Thursday, October 14, 2010

Rangers-Yankees: Kings until the crown is removed

Folks in these here parts are not quite going ga-ga over the Texas Rangers baseball team, but anytime someone is discussing the local baseball team instead of the football Cowboys, it’s a good thing. It does the area sporting world good to be focused on something OTHER than those prima donnas in that Death Star of a stadium.
The Rangers rode the left arm of starter Cliff Lee (demonstrating why he WON’T be in a Texas uniform next season because the price tag will exceed the sensible Rangers’ budget) over an overrated Tampa Bay in the first round. Now onto the Darth Vadar (doncha love these Star Wars references?) of Baseball – the defending World Series champion New York Yankees.
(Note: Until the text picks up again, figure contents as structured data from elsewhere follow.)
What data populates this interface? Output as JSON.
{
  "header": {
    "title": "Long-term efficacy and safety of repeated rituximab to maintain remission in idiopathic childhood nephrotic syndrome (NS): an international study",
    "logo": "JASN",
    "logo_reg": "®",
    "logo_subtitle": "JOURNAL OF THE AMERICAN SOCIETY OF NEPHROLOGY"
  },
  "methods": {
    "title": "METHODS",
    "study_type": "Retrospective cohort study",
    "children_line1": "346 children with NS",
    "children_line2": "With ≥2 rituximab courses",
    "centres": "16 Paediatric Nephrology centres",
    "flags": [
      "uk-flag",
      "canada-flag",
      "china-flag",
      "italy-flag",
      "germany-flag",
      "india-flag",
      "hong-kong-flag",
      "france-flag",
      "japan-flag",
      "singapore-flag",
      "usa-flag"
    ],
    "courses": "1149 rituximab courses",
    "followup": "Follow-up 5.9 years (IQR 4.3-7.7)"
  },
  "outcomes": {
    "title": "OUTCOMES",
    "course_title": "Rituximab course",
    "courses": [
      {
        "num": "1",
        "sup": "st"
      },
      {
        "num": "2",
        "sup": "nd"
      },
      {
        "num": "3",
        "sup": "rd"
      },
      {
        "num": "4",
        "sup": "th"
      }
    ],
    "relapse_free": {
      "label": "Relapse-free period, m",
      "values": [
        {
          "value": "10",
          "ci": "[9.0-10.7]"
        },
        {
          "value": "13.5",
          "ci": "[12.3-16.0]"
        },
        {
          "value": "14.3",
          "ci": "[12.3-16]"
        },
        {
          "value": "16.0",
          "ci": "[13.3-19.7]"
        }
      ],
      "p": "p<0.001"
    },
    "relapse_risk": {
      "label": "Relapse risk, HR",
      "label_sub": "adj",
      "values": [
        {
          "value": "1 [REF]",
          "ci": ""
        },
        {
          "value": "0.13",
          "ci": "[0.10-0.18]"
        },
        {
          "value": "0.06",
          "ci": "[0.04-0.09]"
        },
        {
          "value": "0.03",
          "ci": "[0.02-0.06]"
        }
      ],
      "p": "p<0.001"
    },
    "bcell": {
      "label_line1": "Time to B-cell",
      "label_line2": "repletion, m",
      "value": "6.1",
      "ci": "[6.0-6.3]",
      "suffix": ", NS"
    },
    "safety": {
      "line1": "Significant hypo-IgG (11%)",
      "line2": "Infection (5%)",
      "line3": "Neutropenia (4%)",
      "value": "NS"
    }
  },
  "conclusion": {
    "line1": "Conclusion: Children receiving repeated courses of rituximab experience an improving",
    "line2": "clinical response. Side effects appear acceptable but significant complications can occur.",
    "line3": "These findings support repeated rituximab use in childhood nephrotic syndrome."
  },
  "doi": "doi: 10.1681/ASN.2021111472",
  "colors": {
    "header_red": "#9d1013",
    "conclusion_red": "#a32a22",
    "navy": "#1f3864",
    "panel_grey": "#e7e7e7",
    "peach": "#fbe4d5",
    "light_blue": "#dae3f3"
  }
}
And, folks, within that title lies the determining factor in this seven-game series – the Yankees ARE the champs and will be until … someone ends that reign. The biggest thing the Yankees have that Texas does not is those damn rings. The base core of the New Yorkers has more than one (five to be exact) – Derek Jeter, Mariano Rivera, Jorge Posada (as well as A.J. Burnett when he was with Florida and Nick Swisher as part of the White Sox) know exactly what it takes to win the World Series multiple times while only Vlady Guerrero has tasted that champagne for the Rangers.
People, that is big at this time of the season. Each squad has already proven how it can win ballgames, what are its strengths and weaknesses. There will be no secrets and no October surprises for the next week.
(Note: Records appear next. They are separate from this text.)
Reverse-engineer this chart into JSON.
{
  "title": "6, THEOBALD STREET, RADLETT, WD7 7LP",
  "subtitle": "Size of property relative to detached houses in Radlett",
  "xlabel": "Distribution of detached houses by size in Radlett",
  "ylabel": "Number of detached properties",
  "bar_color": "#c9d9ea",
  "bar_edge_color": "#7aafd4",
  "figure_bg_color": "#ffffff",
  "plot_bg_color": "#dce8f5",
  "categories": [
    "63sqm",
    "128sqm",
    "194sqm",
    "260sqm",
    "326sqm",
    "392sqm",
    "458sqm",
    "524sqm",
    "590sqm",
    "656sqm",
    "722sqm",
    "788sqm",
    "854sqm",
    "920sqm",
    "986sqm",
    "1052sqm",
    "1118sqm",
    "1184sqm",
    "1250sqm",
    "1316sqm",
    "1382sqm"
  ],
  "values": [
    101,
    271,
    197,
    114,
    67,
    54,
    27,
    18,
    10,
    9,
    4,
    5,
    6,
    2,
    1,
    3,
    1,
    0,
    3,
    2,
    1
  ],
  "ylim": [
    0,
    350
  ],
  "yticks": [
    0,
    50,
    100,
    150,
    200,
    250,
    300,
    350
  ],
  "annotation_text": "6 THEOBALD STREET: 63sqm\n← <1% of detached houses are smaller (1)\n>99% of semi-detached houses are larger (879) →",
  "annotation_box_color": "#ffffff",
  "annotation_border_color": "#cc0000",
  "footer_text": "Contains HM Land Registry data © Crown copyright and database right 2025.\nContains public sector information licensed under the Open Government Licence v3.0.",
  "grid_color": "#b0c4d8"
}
Texas’ biggest problem is the inability to run Lee out to the mound more than twice in this series (IF it goes to a seventh game). New York has a rested starting quartet, a rested bullpen and ready-to-go lineup. The Yankees can match Texas in the power department, speed on the basepaths (with Brett Gardner and Curtis Granderson) and defensively. On the bench, Joe Girardi is a better manager than Ron Washington.
And there is NO post-season closer to compare to Rivera. Ranger rookie Neftali Feliz can throw close to 100 mph but has looked shaky in his first two playoff outings.
Most of all, the Yankees KNOW what to do, how to react and how to prepare for all of this. For the Rangers, this is totally unchartered waters; it is where experience is needed most of all.
Hopefully, the Arlington fans on Friday and Saturday will sit and cheer for the home team instead of discussing the 1-3 miserable start of the Cowboys – the usual topic of conversation at any Rangers game attended by people waiting for football season to start. For once, the Rangers has the attention of the Metroplex in October; it’s their job now to hold it.
I’m picking New York in six games and then choosing the Phillies to win it all, again, in six games.